Is the following function convex? \begin{align} f(\alpha, \beta) = \exp\left( -j \cdot \alpha \cdot d^{\beta} \right), \end{align} where $j = \sqrt{-1}$, $\alpha \geq 0$, $\beta \geq 0$, and $d \in \mathbb{R}$.
If yes, how to show it?
If the function was a single variable dependent and twice differentiable, then one can show that the $f^{\prime\prime} \geq 0$ or show that $f(\lambda x_1 + (1-\lambda)x_2) \leq \lambda f(x_1) + (1-\lambda) f(x_2)$ is true.
But here a function of two variables $\alpha$ and $\beta$ is difficult for me.

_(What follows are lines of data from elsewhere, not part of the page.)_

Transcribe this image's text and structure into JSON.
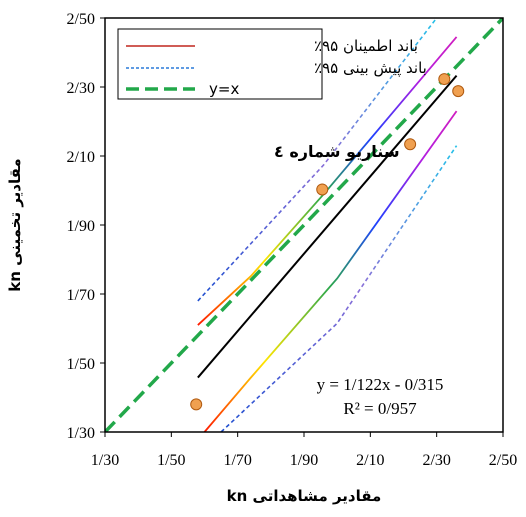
{
  "chart_data": {
    "type": "scatter",
    "xlabel": "مقادیر مشاهداتی kn",
    "ylabel": "مقادیر تخمینی kn",
    "xlim": [
      1.3,
      2.5
    ],
    "ylim": [
      1.3,
      2.5
    ],
    "x_ticks": [
      "1/30",
      "1/50",
      "1/70",
      "1/90",
      "2/10",
      "2/30",
      "2/50"
    ],
    "y_ticks": [
      "1/30",
      "1/50",
      "1/70",
      "1/90",
      "2/10",
      "2/30",
      "2/50"
    ],
    "grid": false,
    "legend_position": "top-left",
    "annotation": "سناریو شماره ٤",
    "trendline": {
      "label": "y = 1/122x - 0/315",
      "r2_label": "R² = 0/957",
      "slope": 1.122,
      "intercept": -0.315,
      "x_range": [
        1.58,
        2.36
      ],
      "color": "#000000"
    },
    "points": {
      "color": "#f0a050",
      "edge": "#b05a10",
      "x": [
        1.575,
        1.955,
        2.22,
        2.323,
        2.365
      ],
      "y": [
        1.38,
        2.003,
        2.134,
        2.323,
        2.288
      ]
    },
    "series": [
      {
        "name": "باند اطمینان ۹۵٪",
        "style": "solid-gradient",
        "upper": {
          "x": [
            1.58,
            1.74,
            1.96,
            2.36
          ],
          "y": [
            1.61,
            1.752,
            1.99,
            2.445
          ]
        },
        "lower": {
          "x": [
            1.6,
            1.74,
            2.0,
            2.36
          ],
          "y": [
            1.3,
            1.458,
            1.745,
            2.23
          ]
        }
      },
      {
        "name": "باند پیش بینی ۹۵٪",
        "style": "dashed-gradient",
        "upper": {
          "x": [
            1.58,
            1.96,
            2.3
          ],
          "y": [
            1.68,
            2.075,
            2.5
          ]
        },
        "lower": {
          "x": [
            1.65,
            2.0,
            2.36
          ],
          "y": [
            1.3,
            1.615,
            2.13
          ]
        }
      },
      {
        "name": "y=x",
        "style": "dashed",
        "color": "#22a84a",
        "x": [
          1.3,
          2.5
        ],
        "y": [
          1.3,
          2.5
        ]
      }
    ]
  }
}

Can you please help me? Thank you so much in advance.
I think you can't define a convex function unless it takes real values. But there is a way to get around that by trying to prove that :
g(α,β):= |exp(−j⋅α⋅d^β)|is convex with the following definition :
g(λx1+(1−λ)x2)≤λg(x1)+(1−λ)g(x2) with x1 = (α1,β1) and x2 having the appropriate coordinate.
You can generalize the same line of thought if your function goes into any vector space, you introduce a norm.
First post here, make sure to tell me if i didn't awnser properly.